Bill Nye thinks UCF students have a unique opportunity to change the world. Today, he said, that change can be with a vote.

To a crowd of more than 1,000 students in the Pegasus Ballroom March 15, Nye said voting in the Florida primaries is one way young people at UCF can better support candidates that embrace technological changes and the voice of the scientific community.

Nye criticized climate change deniers, citing the four remaining Republican presidential candidates and Florida Gov. Rick Scott as purposefully ignorant of climate change despite all being well-educated and aware of the problem.

“Deniers have managed to introduce the idea that the scientific uncertainty over how many centimeters the sea level will rise is uncertainty about climate change overall,” he said.

Nye tied climate change concealment to oil and gas companies whose financial concerns seemingly outweigh their concern for the environment.

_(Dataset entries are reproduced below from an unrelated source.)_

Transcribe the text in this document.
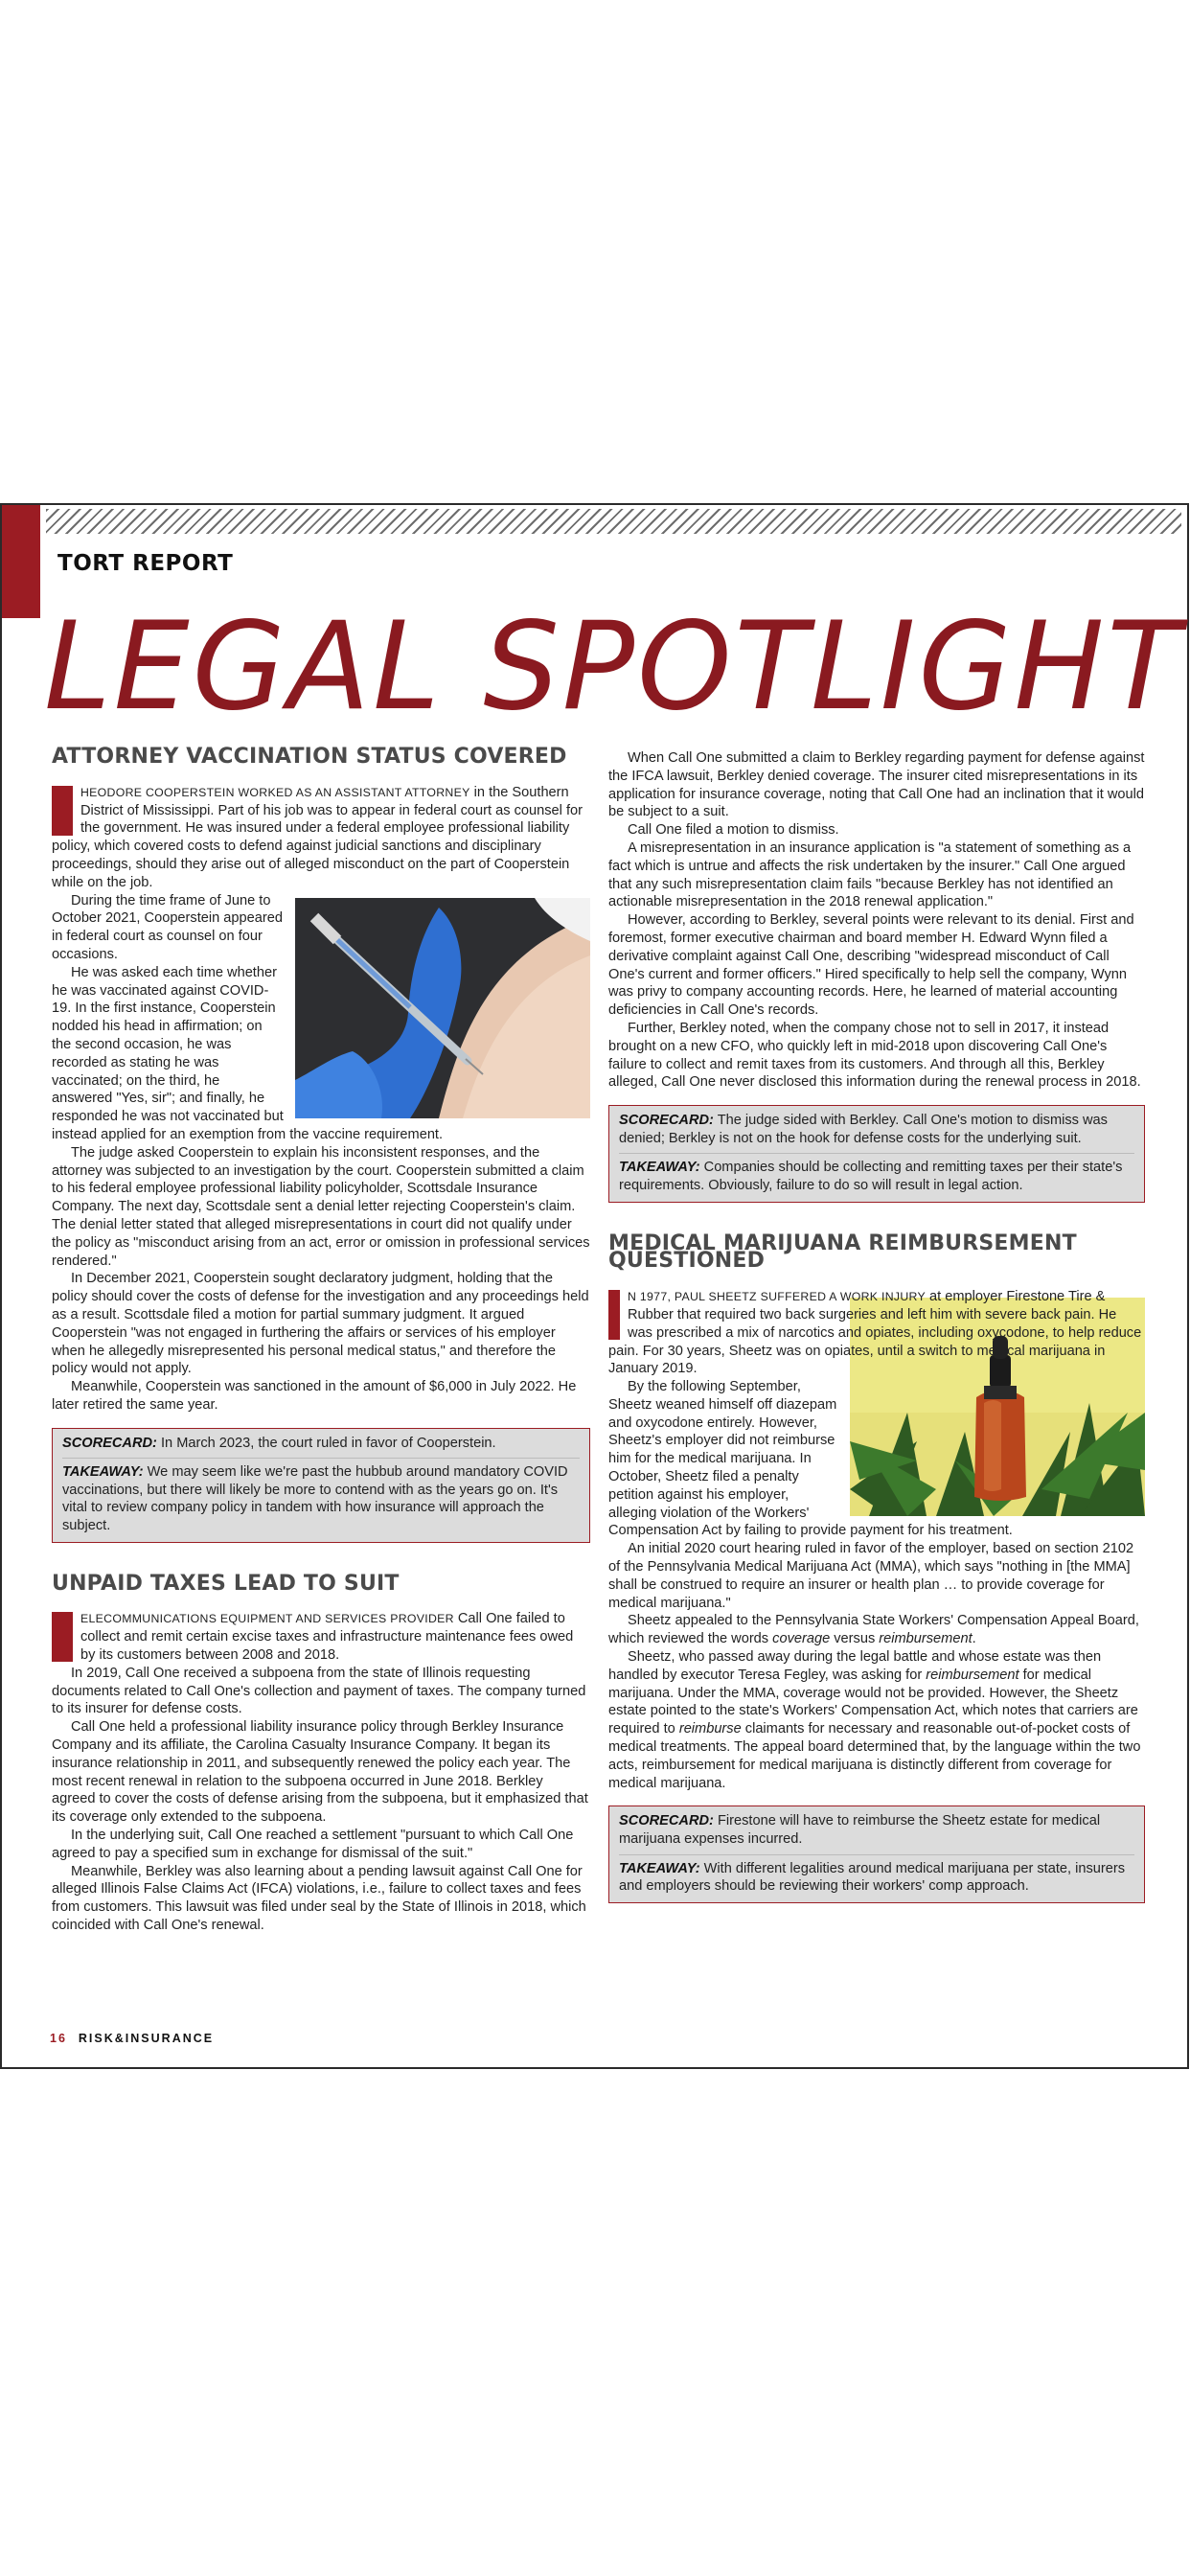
TORT REPORT
LEGAL SPOTLIGHT
ATTORNEY VACCINATION STATUS COVERED

HEODORE COOPERSTEIN WORKED AS AN ASSISTANT ATTORNEY in the Southern District of Mississippi. Part of his job was to appear in federal court as counsel for the government. He was insured under a federal employee professional liability policy, which covered costs to defend against judicial sanctions and disciplinary proceedings, should they arise out of alleged misconduct on the part of Cooperstein while on the job.

During the time frame of June to October 2021, Cooperstein appeared in federal court as counsel on four occasions.

He was asked each time whether he was vaccinated against COVID-19. In the first instance, Cooperstein nodded his head in affirmation; on the second occasion, he was recorded as stating he was vaccinated; on the third, he answered "Yes, sir"; and finally, he responded he was not vaccinated but instead applied for an exemption from the vaccine requirement.

The judge asked Cooperstein to explain his inconsistent responses, and the attorney was subjected to an investigation by the court. Cooperstein submitted a claim to his federal employee professional liability policyholder, Scottsdale Insurance Company. The next day, Scottsdale sent a denial letter rejecting Cooperstein's claim. The denial letter stated that alleged misrepresentations in court did not qualify under the policy as "misconduct arising from an act, error or omission in professional services rendered."

In December 2021, Cooperstein sought declaratory judgment, holding that the policy should cover the costs of defense for the investigation and any proceedings held as a result. Scottsdale filed a motion for partial summary judgment. It argued Cooperstein "was not engaged in furthering the affairs or services of his employer when he allegedly misrepresented his personal medical status," and therefore the policy would not apply.

Meanwhile, Cooperstein was sanctioned in the amount of $6,000 in July 2022. He later retired the same year.

SCORECARD: In March 2023, the court ruled in favor of Cooperstein.
TAKEAWAY: We may seem like we're past the hubbub around mandatory COVID vaccinations, but there will likely be more to contend with as the years go on. It's vital to review company policy in tandem with how insurance will approach the subject.
UNPAID TAXES LEAD TO SUIT

ELECOMMUNICATIONS EQUIPMENT AND SERVICES PROVIDER Call One failed to collect and remit certain excise taxes and infrastructure maintenance fees owed by its customers between 2008 and 2018.

In 2019, Call One received a subpoena from the state of Illinois requesting documents related to Call One's collection and payment of taxes. The company turned to its insurer for defense costs.

Call One held a professional liability insurance policy through Berkley Insurance Company and its affiliate, the Carolina Casualty Insurance Company. It began its insurance relationship in 2011, and subsequently renewed the policy each year. The most recent renewal in relation to the subpoena occurred in June 2018. Berkley agreed to cover the costs of defense arising from the subpoena, but it emphasized that its coverage only extended to the subpoena.

In the underlying suit, Call One reached a settlement "pursuant to which Call One agreed to pay a specified sum in exchange for dismissal of the suit."

Meanwhile, Berkley was also learning about a pending lawsuit against Call One for alleged Illinois False Claims Act (IFCA) violations, i.e., failure to collect taxes and fees from customers. This lawsuit was filed under seal by the State of Illinois in 2018, which coincided with Call One's renewal.

When Call One submitted a claim to Berkley regarding payment for defense against the IFCA lawsuit, Berkley denied coverage. The insurer cited misrepresentations in its application for insurance coverage, noting that Call One had an inclination that it would be subject to a suit.

Call One filed a motion to dismiss.

A misrepresentation in an insurance application is "a statement of something as a fact which is untrue and affects the risk undertaken by the insurer." Call One argued that any such misrepresentation claim fails "because Berkley has not identified an actionable misrepresentation in the 2018 renewal application."

However, according to Berkley, several points were relevant to its denial. First and foremost, former executive chairman and board member H. Edward Wynn filed a derivative complaint against Call One, describing "widespread misconduct of Call One's current and former officers." Hired specifically to help sell the company, Wynn was privy to company accounting records. Here, he learned of material accounting deficiencies in Call One's records.

Further, Berkley noted, when the company chose not to sell in 2017, it instead brought on a new CFO, who quickly left in mid-2018 upon discovering Call One's failure to collect and remit taxes from its customers. And through all this, Berkley alleged, Call One never disclosed this information during the renewal process in 2018.

SCORECARD: The judge sided with Berkley. Call One's motion to dismiss was denied; Berkley is not on the hook for defense costs for the underlying suit.
TAKEAWAY: Companies should be collecting and remitting taxes per their state's requirements. Obviously, failure to do so will result in legal action.
MEDICAL MARIJUANA REIMBURSEMENT QUESTIONED

N 1977, PAUL SHEETZ SUFFERED A WORK INJURY at employer Firestone Tire & Rubber that required two back surgeries and left him with severe back pain. He was prescribed a mix of narcotics and opiates, including oxycodone, to help reduce pain. For 30 years, Sheetz was on opiates, until a switch to medical marijuana in January 2019.

By the following September, Sheetz weaned himself off diazepam and oxycodone entirely. However, Sheetz's employer did not reimburse him for the medical marijuana. In October, Sheetz filed a penalty petition against his employer, alleging violation of the Workers' Compensation Act by failing to provide payment for his treatment.

An initial 2020 court hearing ruled in favor of the employer, based on section 2102 of the Pennsylvania Medical Marijuana Act (MMA), which says "nothing in [the MMA] shall be construed to require an insurer or health plan … to provide coverage for medical marijuana."

Sheetz appealed to the Pennsylvania State Workers' Compensation Appeal Board, which reviewed the words coverage versus reimbursement.

Sheetz, who passed away during the legal battle and whose estate was then handled by executor Teresa Fegley, was asking for reimbursement for medical marijuana. Under the MMA, coverage would not be provided. However, the Sheetz estate pointed to the state's Workers' Compensation Act, which notes that carriers are required to reimburse claimants for necessary and reasonable out-of-pocket costs of medical treatments. The appeal board determined that, by the language within the two acts, reimbursement for medical marijuana is distinctly different from coverage for medical marijuana.

SCORECARD: Firestone will have to reimburse the Sheetz estate for medical marijuana expenses incurred.
TAKEAWAY: With different legalities around medical marijuana per state, insurers and employers should be reviewing their workers' comp approach.
16 RISK&INSURANCE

“Suppose regulations are passed and people get tired of pumping CO2 into the atmosphere,” he said. “Suddenly, your stocks are worth nothing.”

Instead, Nye championed wind and solar energy in Florida. He said companies could pivot from drilling holes in the surrounding oceans’ floors to building piers for wind turbines and residents could decorate Florida roofs with solar power.

According to the Solutions Project, an organization dedicated to educating the public and influencing leaders to move their states and the nation toward 100 percent renewable energy by 2050, Florida could mine energy from wind and solar power — completely transitioning away from traditional energy production by 2050.

“Not only could you get in at the ground floor of this, but you could make a lot of money,” Nye said.

Nye’s other key to changing the world: space exploration.

“Exploring space is inherently optimistic,” he said.

In anticipation of Nay-sayers who will assume drastic changes in energy and space exploration technology cannot be done soon, Nye drew the example of the transportation industry. Between World War I and World War II, the transportation industry was revolutionized. Soldiers who had gone into battle on horses in the 1910s were driving tanks in the 1940s.

“While you’re voting in the primaries, and while you’re addressing climate change, you can — dare I say — change the world,” he said.

At the conclusion of his speech, Nye called a close friend and popular astrophysicist, Neil Degrasse Tyson.

Nye asked him what UCF students could do to change the world.

“Do you care to make discoveries and change the world?” Tyson asked. “If you do, nothing else matters. Not even your pedigree.”

Passion is vital, Nye said. He cited passion as the No. 1 reason he was successful in inspiring so many UCF students to be interested in science.

Nye heavily influenced junior biomedical sciences major Lovely Davilmar, who said her dream is to become a biologist that researches and cures infectious diseases. She is also a creationist, believing the world originated from specific acts of God, and that evolution is not a valid theory.

She has written a 63-page proposal arguing against evolution. Today, she clutched Nye’s book "Undeniable", which argues against creationism and highlights evolution’s scientific validity and basis, while awaiting his autograph.

“I think this book will help me identify [Nye’s] mindset and help me get a better idea of the argument for evolution,” she said.

She said information in "Undeniable" may sway her away from creationism. Either way, she will use the information to revise her proposal.

Trevor Hastings, a junior business management major, said he had never been very interested in science except for Nye’s influence during his childhood.

“I have a greater understanding right now of climate change,” Hastings said. “It’s just more set in my mind now after hearing it from a person of his status.”

Nye used his status to encourage students to vote and note their personal abilities. He said this is the next great generation, as students present today will witness or be part of drastic changes in material science and technology, space exploration, and energy production and consumption.

Sophomore hospitality major Melissa Gentile said people sometimes lose sight of their individual abilities.

“My takeaway today was to stay passionate and know that, as an individual, I can make a difference,” Gentile said. “I also think we’re fortunate to live in a country that allows us to vote and someone like Bill Nye is definitely doing the right thing by using his influence to encourage us to get to the polls and cast our votes.”

Nye signed copies of "Undeniable" and "Unstoppable" after the event. Both are available in campus book stores.

This story was originally published March 15, 2016.


Leona Mynes is a contributing writer for the Central Florida Future.